Your price is fine, but the pic should be larger and of better quality. What you want is to give the effect to the buyer that he's actually looking at the gun. The small pic with the distracting background isn't a good sales pic.
You also may want to go through and rewrite your ad. It's way too hard to read. It's just one long paragraph that has a bunch of periods in it. People just look at the jumble of words and pass on reading it. I know I didn't even notice it had Soup Bowl furniture (which incidentaly is GREAT wood) until the third or fourth time I read it. Having the price buried in the ad makes it tough to realize it's a good deal as well.
You want to carry the coustomer from being interested in what you have (otherwise he wouldn't have clicked on it) to making him/her realize that it's such a great deal they're a dumbass if they don't buy it. Don't jump around in the ad. Make it flow in a direction that will result in sale.
An example is:
I have a stamped Mak-90 for sale. It has the proper US parts count for a pistol grip: (list whatever parts), and a wood furniture set from Soup Bowl, which you can see from the (bigger) pic is stunning. It has a pinned-on muzzle brake. These are higher quality AK's than the current SARs out there. Comes with one 30rd mag and sling.
$400 shipped (interested in trades for Glock stuff or AR parts),
Listing the price at the bottom separately not only makes it easier for a prospect to actually decide to pursue it, but it separates the painful fact that the gun written in the ad that he now wants badly after seeing the pic actually costs money. People buy on emotion, so you want to get someone to emotionally want the gun, then use common sense to sell them on the deal.
People don't need to know that you have other AKs, or that you just bought a G17. These details distract the prospect from the main thing, the AK for sale. Don't bother mentioning the 4pack of "mags for the right deal" as that makes the customer think there's going to be work involved with you to sell him it. ALL people want things to be easy for them, and reading ads isn't any different.

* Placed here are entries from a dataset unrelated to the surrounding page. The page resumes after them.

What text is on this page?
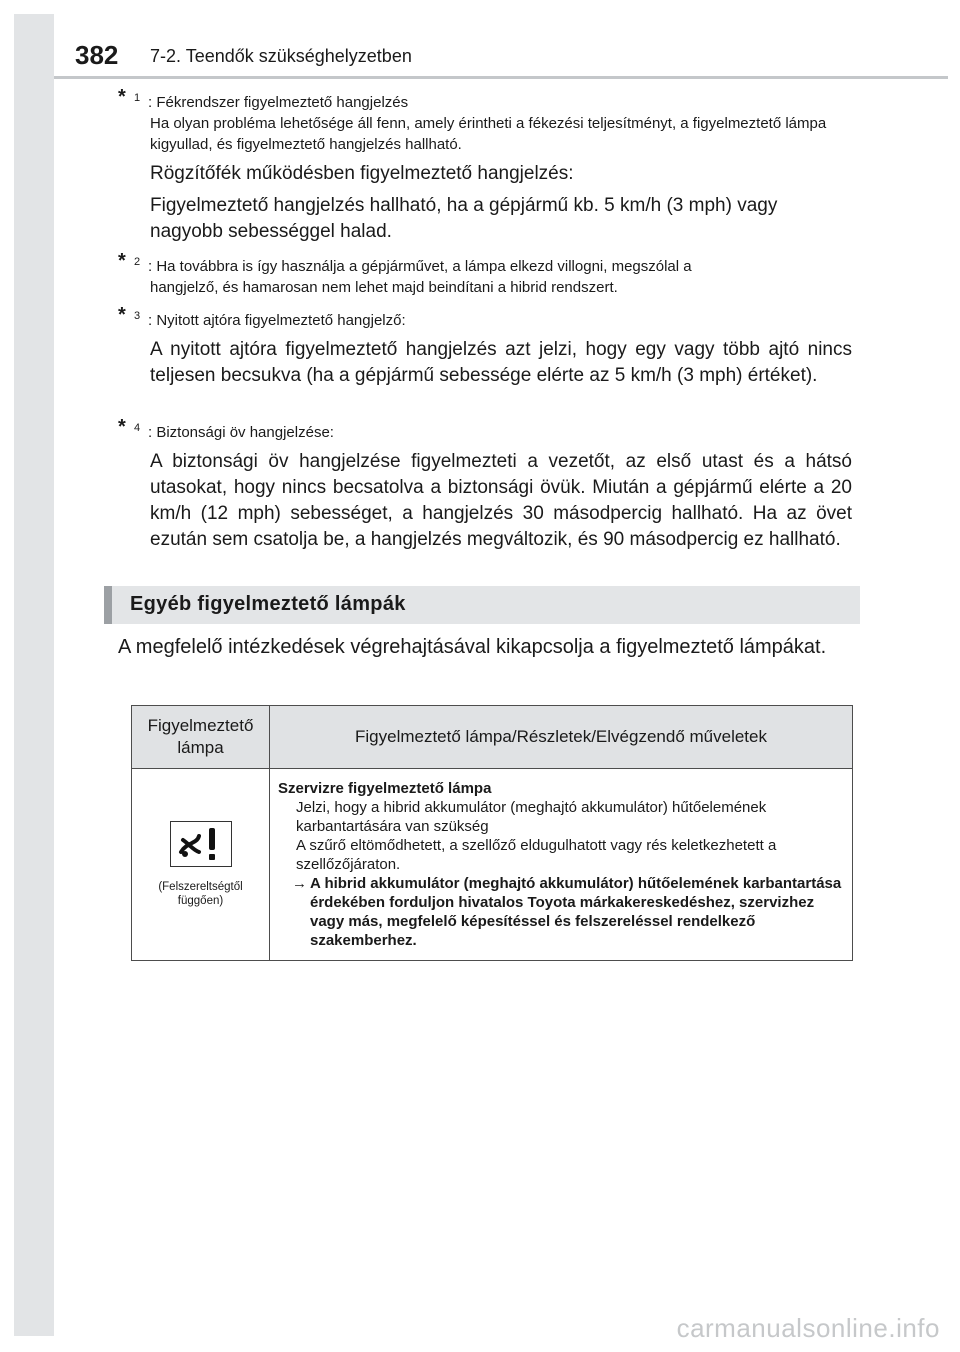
382 7-2. Teendők szükséghelyzetben
* 1 : Fékrendszer figyelmeztető hangjelzés
Ha olyan probléma lehetősége áll fenn, amely érintheti a fékezési teljesítményt, a figyelmeztető lámpa kigyullad, és figyelmeztető hangjelzés hallható.
Rögzítőfék működésben figyelmeztető hangjelzés:
Figyelmeztető hangjelzés hallható, ha a gépjármű kb. 5 km/h (3 mph) vagy nagyobb sebességgel halad.
* 2 : Ha továbbra is így használja a gépjárművet, a lámpa elkezd villogni, megszólal a
hangjelző, és hamarosan nem lehet majd beindítani a hibrid rendszert.
* 3 : Nyitott ajtóra figyelmeztető hangjelző:
A nyitott ajtóra figyelmeztető hangjelzés azt jelzi, hogy egy vagy több ajtó nincs teljesen becsukva (ha a gépjármű sebessége elérte az 5 km/h (3 mph) értéket).
* 4 : Biztonsági öv hangjelzése:
A biztonsági öv hangjelzése figyelmezteti a vezetőt, az első utast és a hátsó utasokat, hogy nincs becsatolva a biztonsági övük. Miután a gépjármű elérte a 20 km/h (12 mph) sebességet, a hangjelzés 30 másodpercig hallható. Ha az övet ezután sem csatolja be, a hangjelzés megváltozik, és 90 másodpercig ez hallható.
Egyéb figyelmeztető lámpák
A megfelelő intézkedések végrehajtásával kikapcsolja a figyelmeztető lámpákat.
Figyelmeztető lámpa	Figyelmeztető lámpa/Részletek/Elvégzendő műveletek

(Felszereltségtől függően)	Szervizre figyelmeztető lámpa
Jelzi, hogy a hibrid akkumulátor (meghajtó akkumulátor) hűtőelemének karbantartására van szükség
A szűrő eltömődhetett, a szellőző eldugulhatott vagy rés keletkezhetett a szellőzőjáraton.
→ A hibrid akkumulátor (meghajtó akkumulátor) hűtőelemének karbantartása érdekében forduljon hivatalos Toyota márkakereskedéshez, szervizhez vagy más, megfelelő képesítéssel és felszereléssel rendelkező szakemberhez.
carmanualsonline.info
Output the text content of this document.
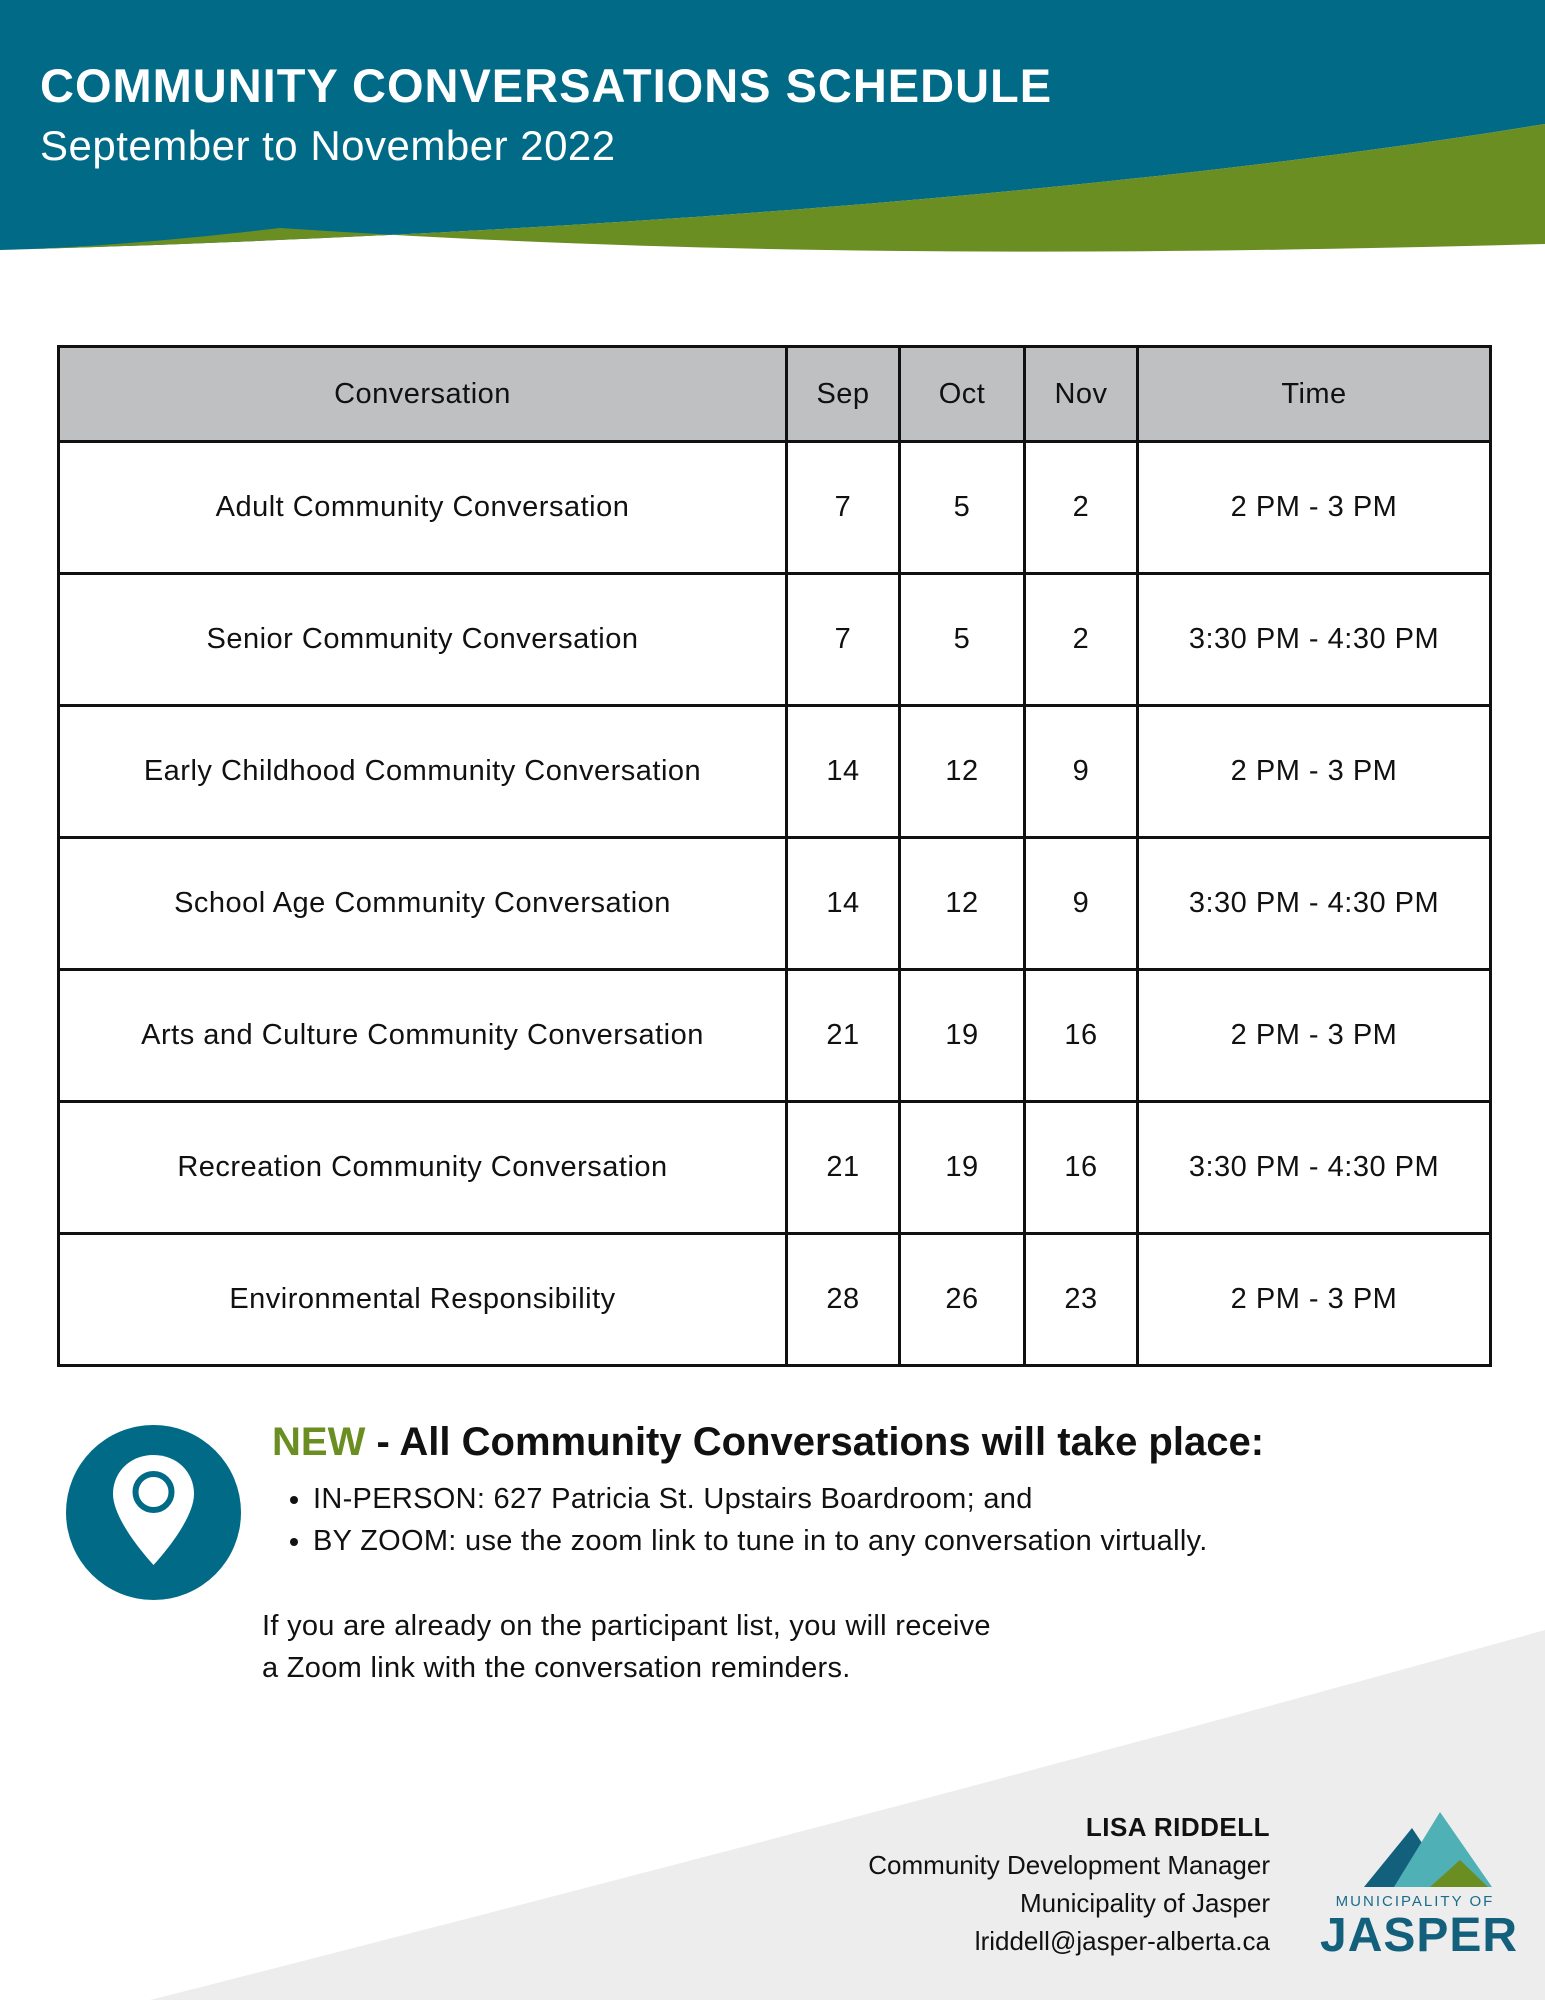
COMMUNITY CONVERSATIONS SCHEDULE
September to November 2022
Conversation	Sep	Oct	Nov	Time
Adult Community Conversation	7	5	2	2 PM - 3 PM
Senior Community Conversation	7	5	2	3:30 PM - 4:30 PM
Early Childhood Community Conversation	14	12	9	2 PM - 3 PM
School Age Community Conversation	14	12	9	3:30 PM - 4:30 PM
Arts and Culture Community Conversation	21	19	16	2 PM - 3 PM
Recreation Community Conversation	21	19	16	3:30 PM - 4:30 PM
Environmental Responsibility	28	26	23	2 PM - 3 PM
NEW - All Community Conversations will take place:
• IN-PERSON: 627 Patricia St. Upstairs Boardroom; and
• BY ZOOM: use the zoom link to tune in to any conversation virtually.
If you are already on the participant list, you will receive
a Zoom link with the conversation reminders.
LISA RIDDELL
Community Development Manager
Municipality of Jasper
lriddell@jasper-alberta.ca
MUNICIPALITY OF
JASPER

That's the only theme that should appear in the ad. Stick to "Feature" "Advantage" "Benefit" outline. That means: What it is. What it does. What it does for you. This is a MAK-90(feature). It has a pstiol grip, nice furniture and high quality(advantage). It is better than a SAR for about the same amount of money(benefit).
I'm no expert, but if you keep it simple, make it easy to read, and use a good pic, that's all you need to do.
Your price is fine, be patient. It's just after Xmas so money's tight. Anyone who wants a MAK-90 would find your price a good one for all that they are getting.
Please don't take any of this as a flame. I just want to see you sell it. It's a good deal.